January 25, 2010: The government announced that peace negotiations in Darfur must be completed within the next two months specifically by the third week of March 2010. The statement followed an announcement that talks in Doha, Qatar, between the government and rebel groups had once again been delayed.
January 22, 2010: South Sudan sources reported that 15 people were killed in another series of tribal battles. In one incident in Jonglei state members of the Dinka Rut tribe attacked the Nuer Thiang.
January 21, 2010: Government police fought with demonstrators in the city of Port Sudan. The demonstrators were protesting alleged harassment by the government and misuse of government equipment (vehicles) by local National Congress Party (NCP) candidates in an upcoming election. Some of the protestors were identified as former NCP members. The government said nine people were injured in the fight with police. Police arrested 31 protestors but later released them. The NCP controls the national government.

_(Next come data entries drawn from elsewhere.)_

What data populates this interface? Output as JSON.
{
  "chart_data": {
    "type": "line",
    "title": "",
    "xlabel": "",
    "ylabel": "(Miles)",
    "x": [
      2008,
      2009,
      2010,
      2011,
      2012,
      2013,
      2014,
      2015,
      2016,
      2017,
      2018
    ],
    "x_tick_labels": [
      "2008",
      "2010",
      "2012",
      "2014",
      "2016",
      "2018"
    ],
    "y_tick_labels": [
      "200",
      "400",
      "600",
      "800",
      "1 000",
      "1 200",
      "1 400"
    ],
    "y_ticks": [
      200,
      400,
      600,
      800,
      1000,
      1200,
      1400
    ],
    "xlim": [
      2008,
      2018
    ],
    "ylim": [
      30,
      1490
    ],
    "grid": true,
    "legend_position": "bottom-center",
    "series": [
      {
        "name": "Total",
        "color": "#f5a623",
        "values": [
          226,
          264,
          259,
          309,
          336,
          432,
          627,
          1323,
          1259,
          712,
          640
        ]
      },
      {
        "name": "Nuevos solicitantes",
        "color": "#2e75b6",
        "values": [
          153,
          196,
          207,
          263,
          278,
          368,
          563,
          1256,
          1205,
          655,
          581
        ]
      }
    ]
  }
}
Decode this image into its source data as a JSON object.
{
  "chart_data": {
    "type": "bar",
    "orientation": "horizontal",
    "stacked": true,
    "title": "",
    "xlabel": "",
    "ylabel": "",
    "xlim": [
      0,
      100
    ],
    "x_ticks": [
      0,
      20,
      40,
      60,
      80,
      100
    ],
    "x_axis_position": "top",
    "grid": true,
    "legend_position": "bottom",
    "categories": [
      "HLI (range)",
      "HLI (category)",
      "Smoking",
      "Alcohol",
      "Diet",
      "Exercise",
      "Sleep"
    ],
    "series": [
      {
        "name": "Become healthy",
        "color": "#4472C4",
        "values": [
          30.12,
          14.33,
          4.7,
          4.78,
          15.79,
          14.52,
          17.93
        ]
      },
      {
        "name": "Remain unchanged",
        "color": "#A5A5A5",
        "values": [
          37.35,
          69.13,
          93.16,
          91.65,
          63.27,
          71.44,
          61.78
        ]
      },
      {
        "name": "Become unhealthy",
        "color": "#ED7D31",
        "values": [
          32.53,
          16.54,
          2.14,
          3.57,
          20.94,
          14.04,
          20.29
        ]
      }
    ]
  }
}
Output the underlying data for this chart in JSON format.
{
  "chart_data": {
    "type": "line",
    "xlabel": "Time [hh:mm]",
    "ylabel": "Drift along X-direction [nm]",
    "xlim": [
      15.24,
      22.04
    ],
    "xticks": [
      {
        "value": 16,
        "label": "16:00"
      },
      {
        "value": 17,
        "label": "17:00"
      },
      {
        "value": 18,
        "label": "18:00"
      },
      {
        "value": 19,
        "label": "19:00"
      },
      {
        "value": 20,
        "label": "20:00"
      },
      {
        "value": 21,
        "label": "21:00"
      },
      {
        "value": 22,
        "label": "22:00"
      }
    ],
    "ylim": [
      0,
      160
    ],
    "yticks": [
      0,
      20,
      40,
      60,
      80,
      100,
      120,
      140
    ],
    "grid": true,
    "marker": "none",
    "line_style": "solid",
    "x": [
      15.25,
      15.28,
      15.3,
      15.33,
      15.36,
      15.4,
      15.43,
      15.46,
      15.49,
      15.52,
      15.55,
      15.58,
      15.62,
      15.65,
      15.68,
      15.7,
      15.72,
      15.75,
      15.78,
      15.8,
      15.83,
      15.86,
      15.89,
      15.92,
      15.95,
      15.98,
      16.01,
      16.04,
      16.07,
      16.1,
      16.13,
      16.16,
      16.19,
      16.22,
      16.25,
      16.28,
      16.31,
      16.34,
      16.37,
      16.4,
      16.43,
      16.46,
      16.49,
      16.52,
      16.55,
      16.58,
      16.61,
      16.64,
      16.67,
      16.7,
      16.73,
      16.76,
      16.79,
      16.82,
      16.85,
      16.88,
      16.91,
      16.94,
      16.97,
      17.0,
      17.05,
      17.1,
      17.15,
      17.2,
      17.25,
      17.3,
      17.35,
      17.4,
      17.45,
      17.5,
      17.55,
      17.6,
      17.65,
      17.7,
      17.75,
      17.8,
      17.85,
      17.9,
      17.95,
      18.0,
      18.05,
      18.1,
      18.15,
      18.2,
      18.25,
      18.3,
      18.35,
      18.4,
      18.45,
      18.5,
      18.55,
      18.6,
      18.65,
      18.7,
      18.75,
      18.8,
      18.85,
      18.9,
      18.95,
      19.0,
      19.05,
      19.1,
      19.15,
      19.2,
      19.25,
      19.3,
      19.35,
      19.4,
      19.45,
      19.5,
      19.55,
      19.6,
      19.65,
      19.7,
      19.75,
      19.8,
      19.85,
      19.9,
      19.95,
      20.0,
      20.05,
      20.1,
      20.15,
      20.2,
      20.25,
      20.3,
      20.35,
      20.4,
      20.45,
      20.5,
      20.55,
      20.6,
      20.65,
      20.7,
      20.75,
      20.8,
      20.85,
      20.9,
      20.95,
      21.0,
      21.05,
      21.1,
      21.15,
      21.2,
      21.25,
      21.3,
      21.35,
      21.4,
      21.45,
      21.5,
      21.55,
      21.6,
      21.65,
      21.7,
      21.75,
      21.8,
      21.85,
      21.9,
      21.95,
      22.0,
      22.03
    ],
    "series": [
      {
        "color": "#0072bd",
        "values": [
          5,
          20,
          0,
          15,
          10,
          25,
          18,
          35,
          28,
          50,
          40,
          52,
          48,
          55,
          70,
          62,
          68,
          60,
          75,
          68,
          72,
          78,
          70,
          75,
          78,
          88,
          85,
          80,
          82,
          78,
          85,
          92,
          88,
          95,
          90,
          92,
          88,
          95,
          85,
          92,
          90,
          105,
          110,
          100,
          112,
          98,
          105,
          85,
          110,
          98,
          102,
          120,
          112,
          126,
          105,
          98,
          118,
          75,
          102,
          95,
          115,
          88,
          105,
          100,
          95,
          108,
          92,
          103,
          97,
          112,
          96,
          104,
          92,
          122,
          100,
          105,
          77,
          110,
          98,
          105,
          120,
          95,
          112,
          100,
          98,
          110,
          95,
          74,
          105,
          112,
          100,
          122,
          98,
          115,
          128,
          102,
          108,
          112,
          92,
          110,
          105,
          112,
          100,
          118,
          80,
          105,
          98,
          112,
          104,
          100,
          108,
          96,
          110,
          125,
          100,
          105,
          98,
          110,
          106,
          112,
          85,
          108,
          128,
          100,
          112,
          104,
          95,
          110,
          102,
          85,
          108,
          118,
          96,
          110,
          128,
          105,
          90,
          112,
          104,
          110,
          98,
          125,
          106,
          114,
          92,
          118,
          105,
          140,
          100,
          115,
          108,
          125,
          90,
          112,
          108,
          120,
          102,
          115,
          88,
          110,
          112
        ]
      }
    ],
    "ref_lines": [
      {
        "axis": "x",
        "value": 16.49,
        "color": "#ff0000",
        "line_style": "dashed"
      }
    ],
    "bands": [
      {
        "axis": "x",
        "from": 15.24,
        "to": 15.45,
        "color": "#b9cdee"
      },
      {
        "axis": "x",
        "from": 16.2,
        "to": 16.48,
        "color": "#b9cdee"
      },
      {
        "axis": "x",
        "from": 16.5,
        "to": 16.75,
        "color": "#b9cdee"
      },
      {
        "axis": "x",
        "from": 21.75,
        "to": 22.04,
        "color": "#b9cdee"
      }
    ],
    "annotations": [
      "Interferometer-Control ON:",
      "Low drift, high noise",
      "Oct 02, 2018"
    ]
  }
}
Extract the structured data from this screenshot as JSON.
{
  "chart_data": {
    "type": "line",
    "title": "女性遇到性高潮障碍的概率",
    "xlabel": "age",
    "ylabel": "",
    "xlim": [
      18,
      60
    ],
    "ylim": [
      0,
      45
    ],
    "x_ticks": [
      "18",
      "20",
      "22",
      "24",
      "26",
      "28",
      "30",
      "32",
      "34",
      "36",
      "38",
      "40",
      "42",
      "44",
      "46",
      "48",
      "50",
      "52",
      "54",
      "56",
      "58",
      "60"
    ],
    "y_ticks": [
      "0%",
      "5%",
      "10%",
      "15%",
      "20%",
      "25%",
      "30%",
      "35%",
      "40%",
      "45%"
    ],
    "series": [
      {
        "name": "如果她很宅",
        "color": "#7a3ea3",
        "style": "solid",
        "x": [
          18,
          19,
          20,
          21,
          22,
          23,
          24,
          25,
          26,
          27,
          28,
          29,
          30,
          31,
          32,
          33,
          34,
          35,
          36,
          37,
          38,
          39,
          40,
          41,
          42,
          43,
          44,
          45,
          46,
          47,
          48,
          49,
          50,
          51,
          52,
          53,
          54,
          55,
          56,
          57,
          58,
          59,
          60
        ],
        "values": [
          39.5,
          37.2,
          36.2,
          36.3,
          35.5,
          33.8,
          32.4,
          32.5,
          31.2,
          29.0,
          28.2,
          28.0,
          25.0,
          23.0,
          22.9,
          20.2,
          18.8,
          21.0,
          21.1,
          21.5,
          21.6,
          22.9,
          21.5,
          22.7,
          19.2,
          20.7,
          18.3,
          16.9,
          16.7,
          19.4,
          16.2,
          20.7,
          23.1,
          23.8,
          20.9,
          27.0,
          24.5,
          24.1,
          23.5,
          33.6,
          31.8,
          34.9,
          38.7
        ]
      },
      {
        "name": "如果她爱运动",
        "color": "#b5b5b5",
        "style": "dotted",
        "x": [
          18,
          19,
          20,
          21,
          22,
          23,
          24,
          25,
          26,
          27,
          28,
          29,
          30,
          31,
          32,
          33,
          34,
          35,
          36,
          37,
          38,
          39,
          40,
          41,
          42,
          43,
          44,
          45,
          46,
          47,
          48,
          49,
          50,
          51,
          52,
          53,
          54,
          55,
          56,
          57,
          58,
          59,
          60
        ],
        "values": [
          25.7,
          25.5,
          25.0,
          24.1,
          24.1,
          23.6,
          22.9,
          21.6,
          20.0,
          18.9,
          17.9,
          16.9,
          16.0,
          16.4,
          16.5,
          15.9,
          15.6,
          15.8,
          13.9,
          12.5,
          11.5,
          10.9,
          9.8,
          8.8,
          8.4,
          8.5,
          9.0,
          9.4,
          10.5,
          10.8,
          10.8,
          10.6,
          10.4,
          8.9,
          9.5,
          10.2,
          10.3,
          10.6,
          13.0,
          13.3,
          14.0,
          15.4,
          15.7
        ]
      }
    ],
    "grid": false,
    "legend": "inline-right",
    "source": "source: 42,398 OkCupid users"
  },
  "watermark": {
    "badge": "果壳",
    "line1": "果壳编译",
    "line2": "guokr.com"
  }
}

A senior African Union (AU) spokesman said the International Criminal Court (ICC) indictment of President Omar al-Bashir (for war crimes in Darfur) is politically counter-productive if there is going to be peace in Darfur. The AU has said this before, or at least complained that the ICC targets African states. This new statement, however, comes just three months before national elections in Sudan. Bashir and his allies in the NCP call the indictment imperialist interference in Sudanese domestic politics.
January 20, 2010: The Darfur rebel group Justice and Equality Movement (JEM) condemned the government death sentences of JEM members who participated in the 2008 cross country attack on Khartoum. The JEM called the death sentences an impediment to peace negotiations. That's true, but the JEM and the national government have conducted prisoner exchange negotiations. In fact, the government and the JEM have supposedly agreed to a goodwill prisoner exchange that will include some of the JEM fighters who were captured in the Khartoum raid.
January 15, 2010: GOSS leader Salva Kiir announced that he will run for the post of vice-president in the April national elections. Kiir currently holds that position. There had been some speculation that he would run for president and challenge current president Omar al-Bashir. Kiir's Sudan Peoples Liberation Movement (SPLM) will back Yassir Arman for president. Arman is a Muslim from northern Sudan.